Essere "sentinelle del territorio" significa volerlo difendere. "Le zone a rischio sono a Pinerolo, Ivrea e in collina, da Chieri a Carmagnola".
In un nostro prossimo articolo tratteremo la vicenda CP7, l'intervento edilizio previsto ai piedi di Monte Oliveto, a Pinerolo
fonte La Stampa
Prima e finora unica in Italia a fare del consumo di suolo un tema politico, a otto mesi dall’approvazione del piano di governo del territorio che ferma la cementificazione dei terreni agricoli, la Provincia di Torino rilancia. Con dati aggiornati e un nuovo monito ai Comuni. Primo: negli ultimi cinque anni il consumo di suolo cresce a tassi sostenuti ma ridotti rispetto a prima (da 800 a 200 ettari l’anno) per effetto della crisi economica e della diffusione della sensibilità sul tema. Secondo: la forbice tra consumo di suolo e aumento della popolazione resta ampia. Terzo: l’aggressione al territorio si sposta lontano dai centri urbani, ormai ben oltre la seconda cintura torinese. E’ lì che l’osservatorio della Provincia individua il grande pericolo: nelle pieghe dei piani regolatori ci sono 4000 ettari di cemento già prenotati e realizzabili. Una villettopoli distribuita a macchia d’olio e di dimensioni gigantesche, pari alla metà della città di Torino o a cinquemila campi da calcio. Le zone a rischio sono a Pinerolo, Ivrea e in collina, da Chieri a Carmagnola.

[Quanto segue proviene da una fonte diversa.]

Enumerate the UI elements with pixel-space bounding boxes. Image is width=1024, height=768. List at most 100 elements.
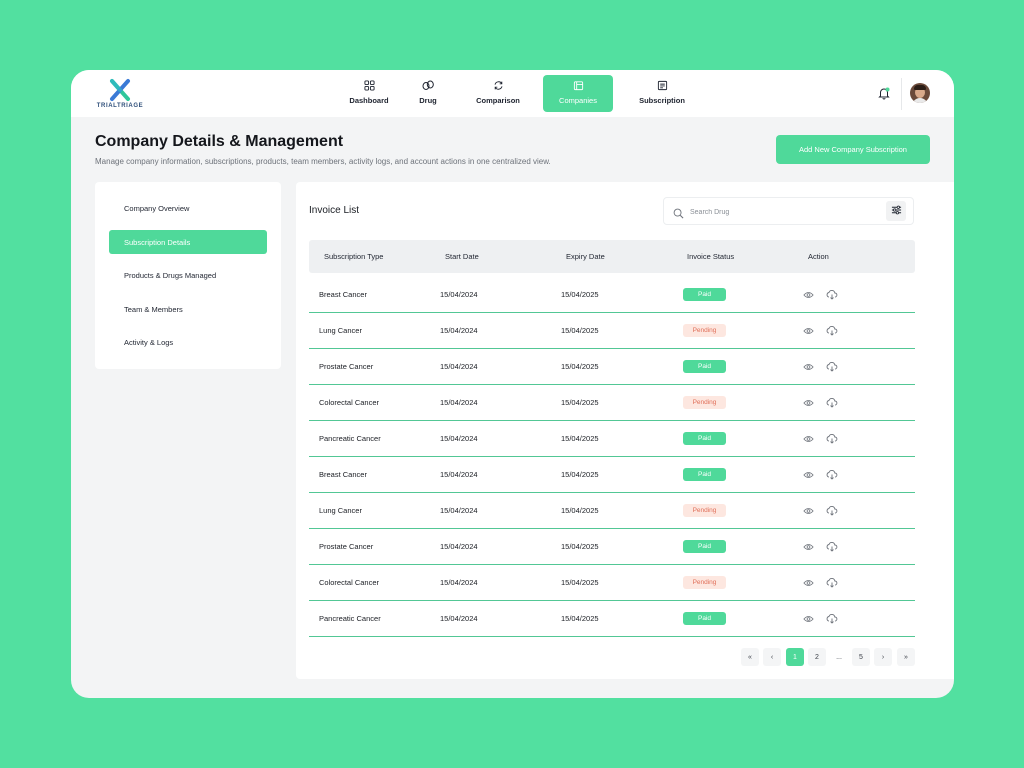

La documentazione della Provincia, che sarà illustrata oggi nel convegno «Territorio: maneggiare con cura. Lavori in corso» (in corso Inghilterra 7 a partire dalle 10), illustra una serie di fenomeni che all’estero sono da anni oggetto di studio, ma in Italia largamente ignorati. Le immagini aeree acquistate da una scuola di volo di Parma per soli 50 mila euro (farle ex novo sarebbe costato dieci volte di più) e riferite alla fine del 2010 sono state confrontate con quelle scattate nel 2006. Il risultato è una galleria fotografica della cementificazione. Che la crisi edilizia ha solo spostato: meno capannoni e più villette; meno in città, più in collina. «Le crescite di urbanizzazione si concentrano sulle aree collinari e premontane del Pinerolese e dell’Eporediese, oltre che lungo l’arco della collina compresa tra Chieri e Chivasso e nel quadrante Nord-Est di Torino». E anziché completare agglomerati già esistenti, se ne creano di nuovi. I motivi: «Minor costo delle abitazioni, maggior standard abitativo, garanzia di accessibilità ai servizi».
Ma la dispersione sul territorio rappresenta un pericolo. «Gli enti pubblici non sono più in grado di garantire servizi a queste città polverizzate - spiega il presidente della Provincia Antonio Saitta - quindi abbiamo acceso un faro sulle varianti urbanistiche dei Comuni. E abbiamo detto basta alla moltiplicazione di strade e circonvallazioni che anziché risolvere problemi ne creano altri, diventando promotori di consumo di suolo». La prima applicazione del rivoluzionario piano di governo del territorio è incoraggiante. La Provincia ha bloccato alcune edificazioni selvagge su suoli liberi, ma soprattutto i Comuni hanno collaborato per evitare varianti urbanistiche invasive. Finora le città che hanno adeguato i piani regolatori sono undici, ma altre venticinque sono in fase avanzata. Nessun conflitto, zero ricorsi giudiziari. «In alcuni casi abbiamo sventolato il cartellino rosso, ma in generale c’è collaborazione - dice Saitta -, ora dobbiamo spingere i Comuni a puntare sul riuso di suolo già consumato».